Fast-forward to the early 1990s. When I was in my mid-20s, I moved into a main-floor flat in a house in Toronto. This was the first time I was actually able to start shelling out from my own door. I lived in the flat with my then-boyfriend (these were my pre-born-again years) and, completely discounting my experience as a kid regarding the creepiness of adults dressing up on Hallowe’en, we both would get dressed up – he as a mummy and I as a witch. Each year, we would cover the entire front yard, fence and porch with cobwebs, change the porch light to a green bulb, play a creepy soundtrack that was punctuated every 30 seconds with a blood-curdling scream, and even change our house number to “666”. We thought this was all a hoot and were doing it to have fun, but the kids who came trick-or-treating were terrified. Some of the younger ones would refuse to come up our walk and would stand on the sidewalk howling in fear. This only made us laugh more.

Being a born-again Christian now, I understand what motivated me back then to want to turn Hallowe’en into something scary when the kids only wanted it to be something fun that got them free treats. Even when parents told me afterwards that their kids were still afraid to walk by our house after Hallowe’en was over, I would just shrug. I didn’t care. I’d had my fun, and for me “fun” was to scare young children on Hallowe’en, just like it had been “fun” for those dressed-up adults to scare me when I was a kid.

I am not against Hallowe’en. I’m aware of its pagan roots and I understand what motivates adults to want to dress up and scare kids, but I’m still not against Hallowe’en. Whenever I’m staying in a place that enables me to shell out, I do so with joy. I wrote about this a few years ago (see HERE) and my position hasn’t changed. No, I don’t like the part of Hallowe’en where adults dress up in creepy costumes to frighten children (it’s weird to me again, like when I was a kid), but I 100% support the continued birthright of kids to go door-to-door demanding free chips, chocolate bars and candy on the early evening of October 31st. That, to me, is the real root of Canadian Hallowe’en and is a tradition that should be honored by everyone in Canada, regardless of their religious beliefs.

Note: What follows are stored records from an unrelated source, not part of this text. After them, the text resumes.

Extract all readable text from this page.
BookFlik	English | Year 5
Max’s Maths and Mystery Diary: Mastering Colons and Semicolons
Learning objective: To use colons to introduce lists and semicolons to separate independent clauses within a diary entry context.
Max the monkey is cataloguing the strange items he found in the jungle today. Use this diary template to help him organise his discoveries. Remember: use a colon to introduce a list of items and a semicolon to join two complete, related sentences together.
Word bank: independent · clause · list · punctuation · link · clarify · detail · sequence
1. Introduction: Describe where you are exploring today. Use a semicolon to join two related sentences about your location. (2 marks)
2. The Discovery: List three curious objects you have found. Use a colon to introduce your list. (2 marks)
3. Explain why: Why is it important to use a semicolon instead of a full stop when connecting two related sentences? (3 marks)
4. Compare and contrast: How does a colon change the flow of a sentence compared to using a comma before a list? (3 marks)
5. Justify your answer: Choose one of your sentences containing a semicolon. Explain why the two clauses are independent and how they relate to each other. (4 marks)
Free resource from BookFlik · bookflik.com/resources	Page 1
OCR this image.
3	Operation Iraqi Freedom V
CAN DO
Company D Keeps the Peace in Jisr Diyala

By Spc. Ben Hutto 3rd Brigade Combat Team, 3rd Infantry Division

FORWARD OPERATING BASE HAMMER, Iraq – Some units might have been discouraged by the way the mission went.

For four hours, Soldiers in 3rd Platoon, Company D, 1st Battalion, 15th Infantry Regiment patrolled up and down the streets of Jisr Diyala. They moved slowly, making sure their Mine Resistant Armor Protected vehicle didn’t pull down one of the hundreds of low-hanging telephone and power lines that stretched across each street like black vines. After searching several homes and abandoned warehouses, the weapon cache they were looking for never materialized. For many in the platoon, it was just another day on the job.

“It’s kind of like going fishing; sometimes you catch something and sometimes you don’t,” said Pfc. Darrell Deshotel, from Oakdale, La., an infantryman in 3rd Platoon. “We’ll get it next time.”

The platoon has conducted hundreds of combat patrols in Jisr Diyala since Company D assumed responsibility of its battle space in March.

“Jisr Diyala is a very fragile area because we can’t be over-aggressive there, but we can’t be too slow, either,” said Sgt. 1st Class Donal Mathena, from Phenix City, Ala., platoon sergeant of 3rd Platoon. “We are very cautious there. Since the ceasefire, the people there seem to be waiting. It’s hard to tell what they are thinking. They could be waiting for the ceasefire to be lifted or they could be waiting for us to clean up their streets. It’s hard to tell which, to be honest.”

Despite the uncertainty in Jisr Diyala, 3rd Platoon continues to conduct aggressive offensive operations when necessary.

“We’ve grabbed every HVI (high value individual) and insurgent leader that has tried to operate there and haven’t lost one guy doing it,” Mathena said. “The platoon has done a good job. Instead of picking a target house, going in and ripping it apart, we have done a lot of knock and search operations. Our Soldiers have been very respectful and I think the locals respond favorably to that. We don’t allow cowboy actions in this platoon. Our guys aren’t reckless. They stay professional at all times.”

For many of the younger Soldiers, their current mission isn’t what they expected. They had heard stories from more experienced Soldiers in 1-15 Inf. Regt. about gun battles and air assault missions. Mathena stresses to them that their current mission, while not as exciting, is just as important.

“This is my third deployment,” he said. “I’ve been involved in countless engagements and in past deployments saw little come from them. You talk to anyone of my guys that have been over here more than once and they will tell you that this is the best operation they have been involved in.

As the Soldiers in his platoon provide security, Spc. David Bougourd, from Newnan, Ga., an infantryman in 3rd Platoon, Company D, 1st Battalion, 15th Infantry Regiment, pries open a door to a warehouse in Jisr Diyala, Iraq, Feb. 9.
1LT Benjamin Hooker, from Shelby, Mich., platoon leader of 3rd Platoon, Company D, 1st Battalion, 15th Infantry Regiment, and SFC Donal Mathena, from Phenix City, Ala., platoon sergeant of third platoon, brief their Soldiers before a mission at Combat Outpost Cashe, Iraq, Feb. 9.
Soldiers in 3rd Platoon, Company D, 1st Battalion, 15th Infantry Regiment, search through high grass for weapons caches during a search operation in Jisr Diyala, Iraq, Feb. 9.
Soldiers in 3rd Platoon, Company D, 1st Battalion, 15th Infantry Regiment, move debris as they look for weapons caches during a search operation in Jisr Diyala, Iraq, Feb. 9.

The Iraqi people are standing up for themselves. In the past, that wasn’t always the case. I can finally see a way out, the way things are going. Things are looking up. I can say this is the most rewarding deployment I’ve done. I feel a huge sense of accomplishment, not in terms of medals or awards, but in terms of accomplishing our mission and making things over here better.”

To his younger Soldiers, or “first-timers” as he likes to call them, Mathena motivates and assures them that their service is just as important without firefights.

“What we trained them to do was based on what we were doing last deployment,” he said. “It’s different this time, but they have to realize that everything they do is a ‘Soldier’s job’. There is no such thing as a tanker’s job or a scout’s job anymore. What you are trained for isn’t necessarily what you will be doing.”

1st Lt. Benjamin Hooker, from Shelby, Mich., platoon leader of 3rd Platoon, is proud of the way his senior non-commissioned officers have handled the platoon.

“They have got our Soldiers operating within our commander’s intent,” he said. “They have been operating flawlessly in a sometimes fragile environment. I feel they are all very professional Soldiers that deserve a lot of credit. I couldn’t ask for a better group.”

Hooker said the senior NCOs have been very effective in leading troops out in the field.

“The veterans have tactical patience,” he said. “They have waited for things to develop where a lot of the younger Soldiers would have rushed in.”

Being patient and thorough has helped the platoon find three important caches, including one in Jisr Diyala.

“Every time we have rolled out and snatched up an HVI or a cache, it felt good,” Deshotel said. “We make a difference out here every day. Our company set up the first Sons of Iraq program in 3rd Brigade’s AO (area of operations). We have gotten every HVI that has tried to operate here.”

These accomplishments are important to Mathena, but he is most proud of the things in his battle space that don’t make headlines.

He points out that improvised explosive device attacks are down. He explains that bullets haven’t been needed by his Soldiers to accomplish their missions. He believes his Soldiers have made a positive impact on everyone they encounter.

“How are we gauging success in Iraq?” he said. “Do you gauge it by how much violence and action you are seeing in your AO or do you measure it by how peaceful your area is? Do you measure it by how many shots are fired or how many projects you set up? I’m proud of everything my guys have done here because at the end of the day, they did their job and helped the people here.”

Jesus had to deal relatively sharply with his disciples when it came to kids wanting things from him. In one of the gospel passages, the disciples demand that Jesus tell the kids who were thronging around them to go away, but Jesus instead turned on the disciples, reminding them that “the kingdom of Heaven belongs to such as these”, and drew the children even closer to him. Hallowe’en is a time to draw the children in our neighbourhood closer to us, to show them that the world is not a creepy or fearful place where they’re not welcome but a community of people who are looking out for them, have their best interests at heart, and value them for what they bring to the table, regardless of their young age and the upside-down ice-cream container they’re wearing on their head.